Just after 9 o’clock, I wiped up my twelfth score. It was enough to tie Martin, who had taken the lead in the late afternoon and broken my old record around dinnertime. It was also starting to hurt a little, and my room smelled like a zoo. I decided I’d log the point, and then take a quick shower.

I told Abby as much. She was working on her laptop in the lounge. As she walked back to tally my point on the whiteboard outside her room, I could tell she was losing interest. Honestly, I was amazed she hung in as long as she did. Whatever she was trying to prove, I didn’t think for a minute that it would result in me claiming any kind of prize.

I was the only guy using the showers at the time, so stood and relaxed under the water as steam filled the stall. My back and shoulders ached from sitting in a desk chair all day, and when I finally got around to washing up, I gave myself a little tug.

Nothing.

I had beaten myself lifeless and limp, and I knew I wasn’t going to recover in time to keep pace. That freshman fuck Martin would notch one more for the win, and he’d be the one teasing Abby about the prize for the rest of the year.

I squeezed and tried so desperately to picture that black bra peeking out. I recreated so many of the day’s movie scenes in my mind, all with me and Abby. Sometimes me and two Abbys.
Still nothing.

I killed the water and, sore and defeated, dried myself off. I tied the towel around my waist, threw on a t-shirt and walked back to my room. I had left the door unlocked again. Good thing my roommate isn’t around, I thought.

And then there she was, sitting Indian-style on my roommate’s bottom bunk, staring at the movie I had left on the TV. She had ditched the fake glasses and covered up that wonderful tank top with an old sweatshirt.

“I don’t know what’s weirder,” Abby said, “That they actually make zombie porn, or that you get off watching it.”

“What are you doing in here?”

“I decided it’s time for your prize.”

“Bullshit. I’m only tied for first, and I don’t think I can do anymore. You should be in Martin’s room.”
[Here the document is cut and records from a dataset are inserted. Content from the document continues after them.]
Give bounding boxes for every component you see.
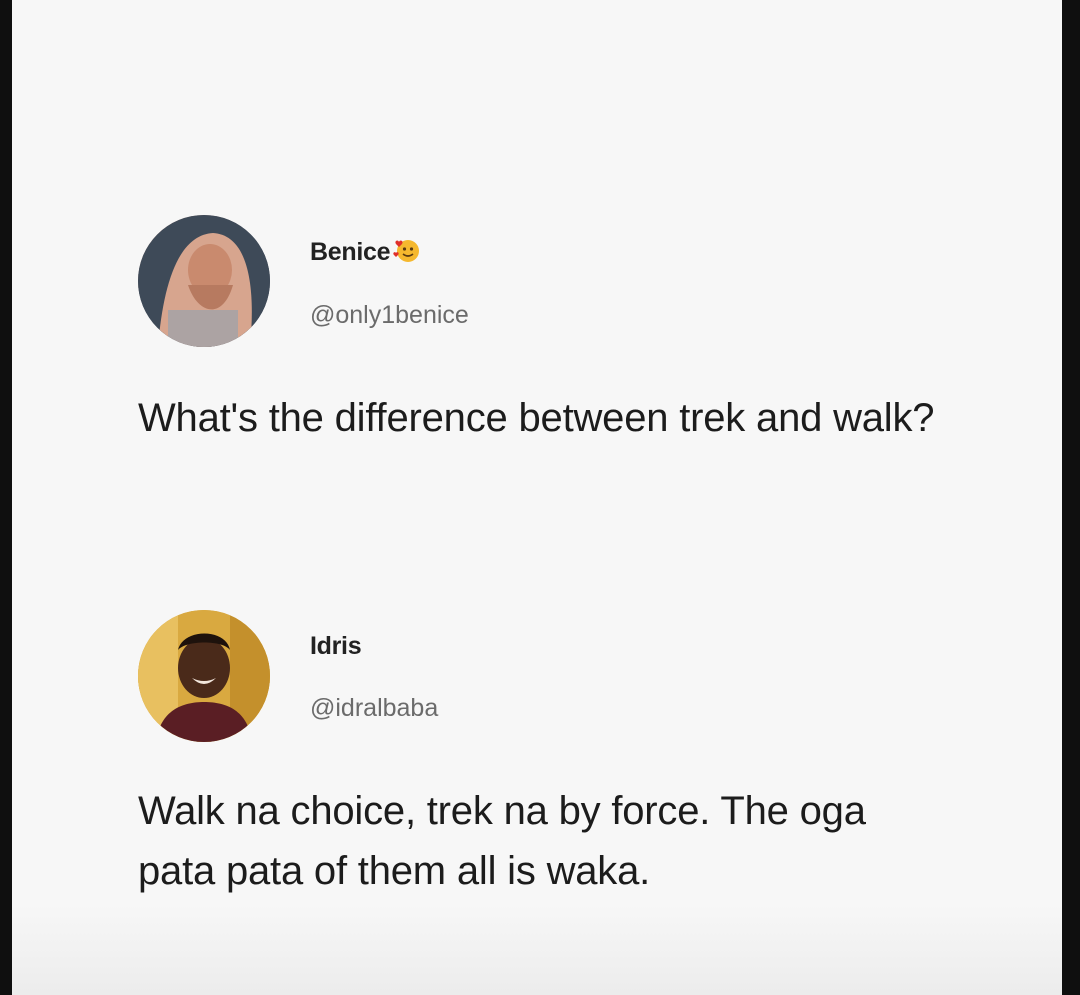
username-handle[interactable]: @idralbaba xyxy=(310,694,438,723)
avatar[interactable] xyxy=(138,215,270,347)
tweet-header: Idris @idralbaba xyxy=(138,610,1038,745)
tweet-text: Walk na choice, trek na by force. The og… xyxy=(138,789,866,893)
post-card: Benice @only1benice What's the differenc… xyxy=(12,0,1062,995)
avatar-image xyxy=(138,215,270,347)
tweet-header: Benice @only1benice xyxy=(138,215,1038,350)
tweet-text: What's the difference between trek and w… xyxy=(138,396,935,440)
screenshot-frame: Benice @only1benice What's the differenc… xyxy=(0,0,1080,995)
username-handle[interactable]: @only1benice xyxy=(310,301,469,330)
avatar[interactable] xyxy=(138,610,270,742)
tweet-idris[interactable]: Idris @idralbaba Walk na choice, trek na… xyxy=(138,610,1038,901)
display-name[interactable]: Idris xyxy=(310,632,362,661)
smiling-face-with-hearts-emoji-icon xyxy=(392,237,420,263)
tweet-benice[interactable]: Benice @only1benice What's the differenc… xyxy=(138,215,1038,448)
bottom-fade xyxy=(12,905,1062,995)
avatar-image xyxy=(138,610,270,742)
display-name[interactable]: Benice xyxy=(310,237,420,267)
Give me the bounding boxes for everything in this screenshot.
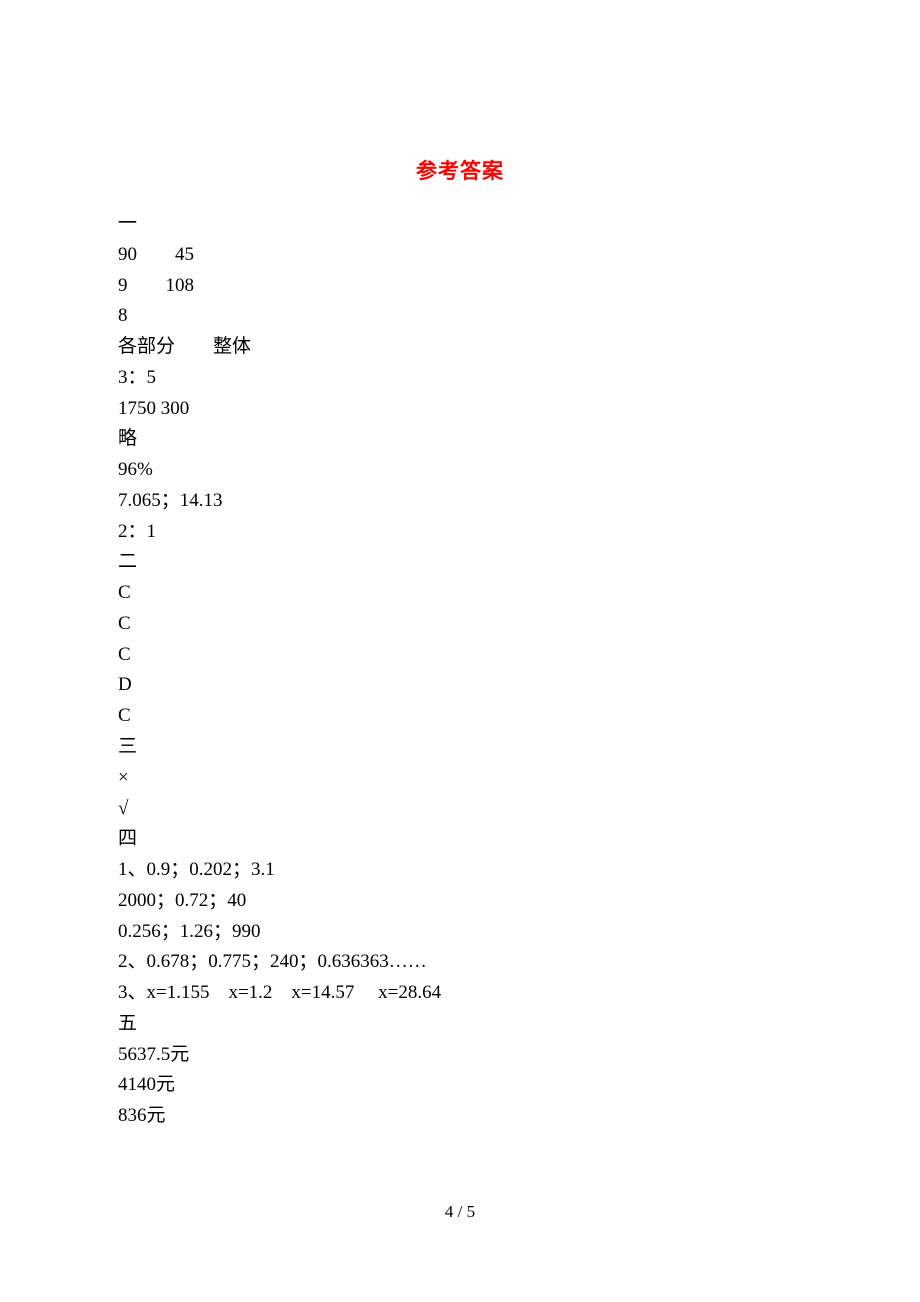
answer-line: 略 (118, 424, 802, 455)
answer-key-title: 参考答案 (118, 155, 802, 185)
page-number: 4 / 5 (0, 1202, 920, 1222)
answer-line: C (118, 578, 802, 609)
answer-line: 3、x=1.155 x=1.2 x=14.57 x=28.64 (118, 978, 802, 1009)
answer-line: 1750 300 (118, 394, 802, 425)
section-five-header: 五 (118, 1009, 802, 1040)
answer-line: × (118, 763, 802, 794)
answer-line: C (118, 701, 802, 732)
answer-content: 一 90 45 9 108 8 各部分 整体 3：5 1750 300 略 96… (118, 209, 802, 1132)
section-two-header: 二 (118, 547, 802, 578)
answer-line: 2：1 (118, 517, 802, 548)
answer-line: 8 (118, 301, 802, 332)
answer-line: 5637.5元 (118, 1040, 802, 1071)
answer-line: 96% (118, 455, 802, 486)
answer-line: 3：5 (118, 363, 802, 394)
answer-line: C (118, 640, 802, 671)
page-container: 参考答案 一 90 45 9 108 8 各部分 整体 3：5 1750 300… (0, 0, 920, 1132)
answer-line: D (118, 670, 802, 701)
section-one-header: 一 (118, 209, 802, 240)
answer-line: 4140元 (118, 1070, 802, 1101)
answer-line: √ (118, 794, 802, 825)
answer-line: 90 45 (118, 240, 802, 271)
answer-line: 2000；0.72；40 (118, 886, 802, 917)
answer-line: 9 108 (118, 271, 802, 302)
section-three-header: 三 (118, 732, 802, 763)
answer-line: 7.065；14.13 (118, 486, 802, 517)
answer-line: 各部分 整体 (118, 332, 802, 363)
section-four-header: 四 (118, 824, 802, 855)
answer-line: 836元 (118, 1101, 802, 1132)
answer-line: 0.256；1.26；990 (118, 917, 802, 948)
answer-line: 2、0.678；0.775；240；0.636363…… (118, 947, 802, 978)
answer-line: 1、0.9；0.202；3.1 (118, 855, 802, 886)
answer-line: C (118, 609, 802, 640)
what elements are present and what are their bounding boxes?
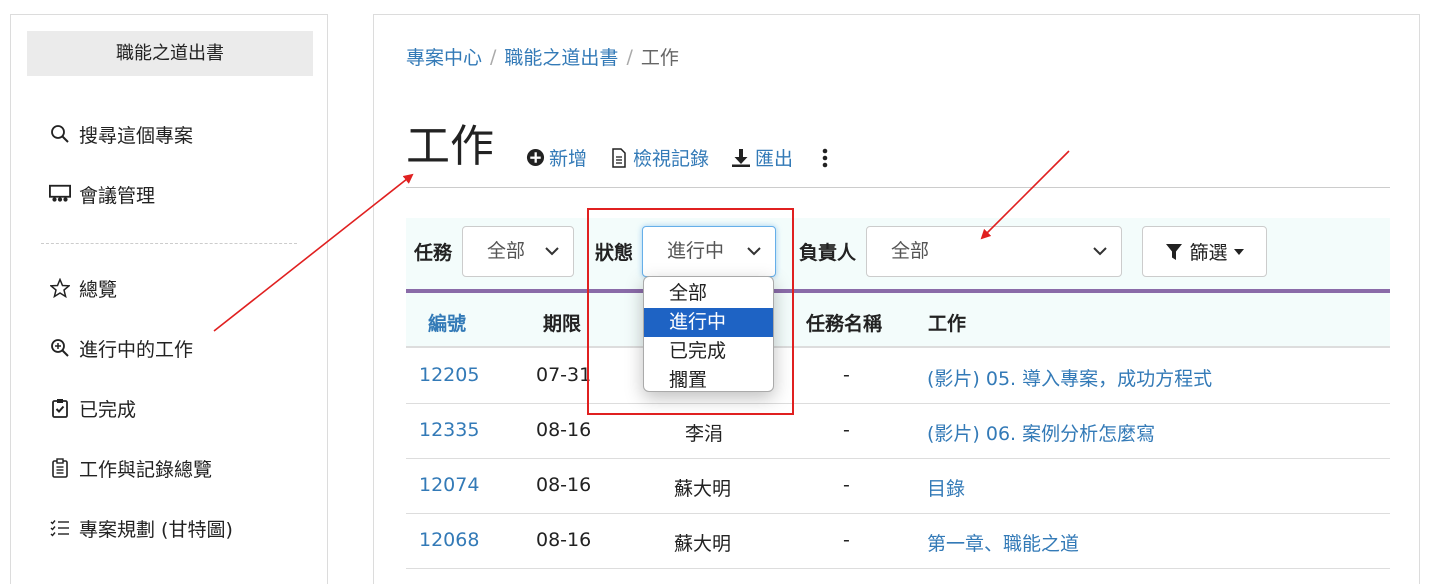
sidebar-item-overview[interactable]: 總覽	[49, 273, 117, 303]
breadcrumb-current: 工作	[640, 47, 679, 69]
sidebar-item-in-progress[interactable]: 進行中的工作	[49, 333, 193, 363]
more-menu-button[interactable]	[815, 148, 839, 168]
sidebar-item-label: 專案規劃 (甘特圖)	[79, 518, 233, 541]
download-icon	[731, 148, 751, 168]
chevron-down-icon	[545, 227, 559, 276]
filter-button-label: 篩選	[1189, 242, 1228, 264]
caret-down-icon	[1233, 248, 1244, 255]
status-filter-label: 狀態	[595, 242, 634, 264]
column-header-task-name: 任務名稱	[806, 313, 883, 335]
row-due: 08-16	[536, 419, 592, 441]
view-log-label: 檢視記錄	[633, 148, 710, 170]
sidebar-item-label: 會議管理	[79, 184, 156, 207]
sidebar-item-label: 已完成	[79, 398, 137, 421]
breadcrumb-project[interactable]: 職能之道出書	[504, 43, 618, 70]
document-icon	[609, 147, 629, 168]
table-row: 12205 07-31 - (影片) 05. 導入專案，成功方程式	[406, 349, 1390, 404]
status-option-completed[interactable]: 已完成	[644, 337, 773, 366]
zoom-in-icon	[49, 337, 71, 359]
row-due: 08-16	[536, 474, 592, 496]
sidebar-item-work-log-overview[interactable]: 工作與記錄總覽	[49, 453, 212, 483]
row-task: -	[843, 474, 850, 496]
row-work[interactable]: 目錄	[927, 474, 965, 501]
sidebar-item-label: 工作與記錄總覽	[79, 458, 213, 481]
status-option-in-progress[interactable]: 進行中	[644, 308, 773, 337]
sidebar-divider	[41, 243, 297, 244]
row-task: -	[843, 364, 850, 386]
page-title: 工作	[406, 121, 494, 172]
table-header: 編號 期限 任務名稱 工作	[406, 293, 1390, 348]
search-icon	[49, 123, 71, 145]
status-option-all[interactable]: 全部	[644, 279, 773, 308]
chevron-down-icon	[747, 227, 761, 276]
row-owner: 李涓	[685, 423, 724, 445]
plus-circle-icon	[525, 148, 545, 168]
row-task: -	[843, 529, 850, 551]
view-log-button[interactable]: 檢視記錄	[609, 144, 709, 171]
breadcrumb-separator: /	[490, 45, 497, 68]
sidebar-item-gantt[interactable]: 專案規劃 (甘特圖)	[49, 513, 233, 543]
sidebar-item-completed[interactable]: 已完成	[49, 393, 136, 423]
row-id[interactable]: 12074	[419, 474, 479, 496]
owner-filter-label: 負責人	[799, 242, 857, 264]
row-work[interactable]: (影片) 06. 案例分析怎麼寫	[927, 419, 1155, 446]
breadcrumb-separator: /	[626, 45, 633, 68]
status-option-on-hold[interactable]: 擱置	[644, 366, 773, 395]
chevron-down-icon	[1093, 227, 1107, 276]
export-button[interactable]: 匯出	[731, 144, 793, 171]
header-divider	[406, 187, 1390, 188]
star-icon	[49, 277, 71, 299]
table-row: 12335 08-16 李涓 - (影片) 06. 案例分析怎麼寫	[406, 404, 1390, 459]
table-row: 12068 08-16 蘇大明 - 第一章、職能之道	[406, 514, 1390, 569]
add-label: 新增	[549, 148, 588, 170]
breadcrumb: 專案中心 / 職能之道出書 / 工作	[406, 43, 679, 70]
clipboard-list-icon	[49, 457, 71, 479]
row-id[interactable]: 12205	[419, 364, 479, 386]
row-id[interactable]: 12335	[419, 419, 479, 441]
row-id[interactable]: 12068	[419, 529, 479, 551]
row-task: -	[843, 419, 850, 441]
status-dropdown-list: 全部 進行中 已完成 擱置	[643, 276, 774, 392]
row-work[interactable]: (影片) 05. 導入專案，成功方程式	[927, 364, 1212, 391]
status-select-value: 進行中	[667, 240, 725, 262]
column-header-due: 期限	[543, 313, 582, 335]
meeting-icon	[49, 183, 71, 205]
filter-button[interactable]: 篩選	[1142, 226, 1267, 277]
clipboard-check-icon	[49, 397, 71, 419]
table-row: 12074 08-16 蘇大明 - 目錄	[406, 459, 1390, 514]
task-select-value: 全部	[487, 240, 526, 262]
checklist-icon	[49, 517, 71, 539]
row-owner: 蘇大明	[674, 478, 732, 500]
sidebar-item-label: 搜尋這個專案	[79, 124, 194, 147]
sidebar-item-label: 總覽	[79, 278, 118, 301]
row-work[interactable]: 第一章、職能之道	[927, 529, 1079, 556]
kebab-menu-icon	[815, 148, 835, 168]
sidebar-item-label: 進行中的工作	[79, 338, 194, 361]
row-due: 08-16	[536, 529, 592, 551]
export-label: 匯出	[755, 148, 794, 170]
project-title[interactable]: 職能之道出書	[27, 31, 313, 76]
funnel-icon	[1165, 243, 1183, 261]
sidebar: 職能之道出書 搜尋這個專案 會議管理 總覽 進行中的工作 已完成 工作與記錄總覽…	[10, 14, 328, 584]
row-due: 07-31	[536, 364, 592, 386]
status-select[interactable]: 進行中	[642, 226, 776, 277]
row-owner: 蘇大明	[674, 533, 732, 555]
owner-select[interactable]: 全部	[866, 226, 1122, 277]
add-button[interactable]: 新增	[525, 144, 587, 171]
toolbar: 新增 檢視記錄 匯出	[525, 144, 861, 171]
owner-select-value: 全部	[891, 240, 930, 262]
column-header-work: 工作	[928, 313, 967, 335]
task-select[interactable]: 全部	[462, 226, 574, 277]
task-filter-label: 任務	[414, 242, 453, 264]
sidebar-item-search[interactable]: 搜尋這個專案	[49, 119, 193, 149]
breadcrumb-project-center[interactable]: 專案中心	[406, 43, 482, 70]
filter-bar: 任務 全部 狀態 進行中 負責人 全部 篩選	[406, 218, 1390, 290]
column-header-id[interactable]: 編號	[428, 309, 466, 336]
main-panel: 專案中心 / 職能之道出書 / 工作 工作 新增 檢視記錄 匯出 任務 全部 狀…	[373, 14, 1420, 584]
sidebar-item-meetings[interactable]: 會議管理	[49, 179, 155, 209]
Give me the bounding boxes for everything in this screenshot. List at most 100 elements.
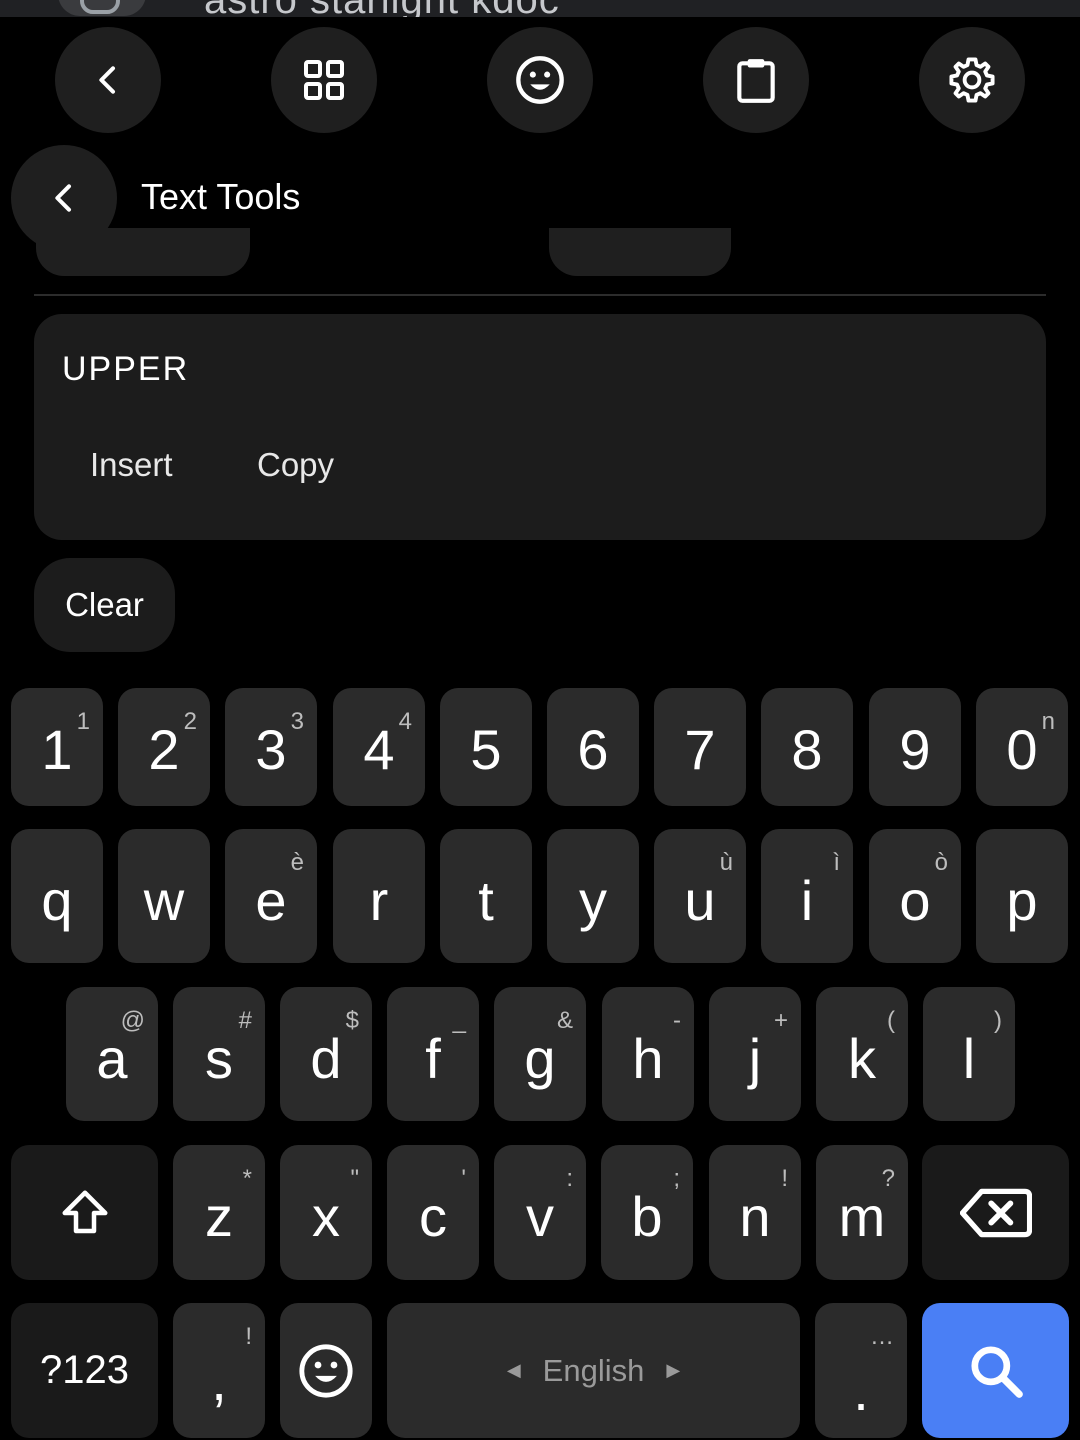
key-row2-5[interactable]: h- bbox=[602, 987, 694, 1121]
key-row2-7[interactable]: k( bbox=[816, 987, 908, 1121]
key-hint: ' bbox=[461, 1165, 466, 1192]
key-row1-6[interactable]: uù bbox=[654, 829, 746, 963]
key-label: 8 bbox=[791, 718, 823, 781]
top-search-bar[interactable]: astro starlight kdoc bbox=[0, 0, 1080, 17]
key-row2-3[interactable]: f _ bbox=[387, 987, 479, 1121]
key-number_row-3[interactable]: 44 bbox=[333, 688, 425, 806]
key-number_row-4[interactable]: 5 bbox=[440, 688, 532, 806]
key-row3-1[interactable]: x " bbox=[280, 1145, 372, 1280]
emoji-key[interactable] bbox=[280, 1303, 372, 1438]
search-query-text: astro starlight kdoc bbox=[204, 0, 560, 17]
key-hint: 3 bbox=[290, 708, 304, 735]
keyboard-screen: astro starlight kdoc bbox=[0, 0, 1080, 1440]
toolbar-settings-button[interactable] bbox=[919, 27, 1025, 133]
key-row2-4[interactable]: g & bbox=[494, 987, 586, 1121]
comma-key[interactable]: , ! bbox=[173, 1303, 265, 1438]
key-hint: ? bbox=[881, 1165, 895, 1192]
search-action-key[interactable] bbox=[922, 1303, 1069, 1438]
key-row2-8[interactable]: l) bbox=[923, 987, 1015, 1121]
backspace-key[interactable] bbox=[922, 1145, 1069, 1280]
key-label: j bbox=[748, 1027, 762, 1090]
key-row2-1[interactable]: s # bbox=[173, 987, 265, 1121]
toolbar-back-button[interactable] bbox=[55, 27, 161, 133]
key-row3-4[interactable]: b; bbox=[601, 1145, 693, 1280]
toolbar-emoji-button[interactable] bbox=[487, 27, 593, 133]
key-row3-3[interactable]: v: bbox=[494, 1145, 586, 1280]
tool-tab[interactable] bbox=[36, 228, 250, 276]
toolbar-clipboard-button[interactable] bbox=[703, 27, 809, 133]
key-label: 9 bbox=[899, 718, 931, 781]
key-hint: _ bbox=[452, 1007, 466, 1034]
key-row3-5[interactable]: n! bbox=[709, 1145, 801, 1280]
key-row1-1[interactable]: w bbox=[118, 829, 210, 963]
shift-key[interactable] bbox=[11, 1145, 158, 1280]
key-row3-0[interactable]: z * bbox=[173, 1145, 265, 1280]
key-label: n bbox=[739, 1185, 771, 1248]
key-number_row-1[interactable]: 22 bbox=[118, 688, 210, 806]
key-label: u bbox=[684, 869, 716, 932]
key-hint: + bbox=[773, 1007, 788, 1034]
clear-button[interactable]: Clear bbox=[34, 558, 175, 652]
key-hint: ( bbox=[887, 1007, 895, 1034]
key-label: 5 bbox=[470, 718, 502, 781]
key-row2-2[interactable]: d $ bbox=[280, 987, 372, 1121]
key-label: 6 bbox=[577, 718, 609, 781]
clock-icon bbox=[80, 0, 120, 14]
key-hint: n bbox=[1041, 708, 1055, 735]
key-hint: ò bbox=[934, 849, 948, 876]
tool-tab[interactable] bbox=[549, 228, 731, 276]
key-row2-0[interactable]: a @ bbox=[66, 987, 158, 1121]
key-label: v bbox=[526, 1185, 554, 1248]
copy-button[interactable]: Copy bbox=[257, 446, 334, 484]
result-card: UPPER Insert Copy bbox=[34, 314, 1046, 540]
key-label: 7 bbox=[684, 718, 716, 781]
key-label: w bbox=[143, 869, 185, 932]
key-label: d bbox=[310, 1027, 342, 1090]
key-row3-2[interactable]: c ' bbox=[387, 1145, 479, 1280]
key-label: a bbox=[96, 1027, 128, 1090]
key-hint: 4 bbox=[398, 708, 412, 735]
key-row3-6[interactable]: m? bbox=[816, 1145, 908, 1280]
period-key-label: . bbox=[853, 1359, 869, 1422]
backspace-icon bbox=[959, 1188, 1032, 1237]
key-row1-9[interactable]: p bbox=[976, 829, 1068, 963]
key-row1-5[interactable]: y bbox=[547, 829, 639, 963]
key-hint: * bbox=[242, 1165, 252, 1192]
key-hint: è bbox=[290, 849, 304, 876]
symbols-key-label: ?123 bbox=[40, 1348, 129, 1392]
key-row1-3[interactable]: r bbox=[333, 829, 425, 963]
key-label: q bbox=[41, 869, 73, 932]
key-label: g bbox=[524, 1027, 556, 1090]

She shook out a little silent laugh. “Eli caught Martin blowing his nose and trying to pass it off for points. After that, everybody kind of lost interest and decided to go out for dinner. I think they’re at a movie now, and they’re trying to get some booze for later. I’ll probably just go to bed.”

“If Martin is disqualified, then I just jerked off like three more times than I needed to. I’m seriously worried I did some permanent damage.”

“That’s a shame, because check these out.” She held up a pack of dishwashing gloves. Pink.

“Abby, why are you doing this?”

“Oh God. If this is where you decide it’s time tell me how you really feel…”

“I like you. And I’ve been a complete dick. I should have taken you out tonight. We could have hung out and had a really great day.”

“I’m leaving,” Abby said as she ducked out from under my bunk. That’s when I noticed the yoga pants again. I could feel myself springing back to life.

I blocked the door. “OK wait. Your parents ruined Thanksgiving, and you want to get back at them by acting like some kind of sick degenerate.”

“I want to go to bed.”

“That’s why I started this stupid tradition in the first place. And, I dunno, maybe you want to prove to me that you’re not a total tease.”

“Seriously, move.”

“If you leave, then you are a total tease. And I bet your parents would be proud of how much homework you did today.”

“You seriously want me to do this?”

“It’ll be the thirteenth best I’ve had all day.”


I never participated in another Wanksgiving, although I hear Eli smashed my record the following year. Nothing else happened with Abbey, either, and I know it’s my fault. I was a complete jerk-off to her. Yeah, that’s the punchline.

I take a little solace in my back-to-back championships. And while I couldn’t talk Abby into ditching the pink gloves, I did convince her to strip back down to that glorious little tank top.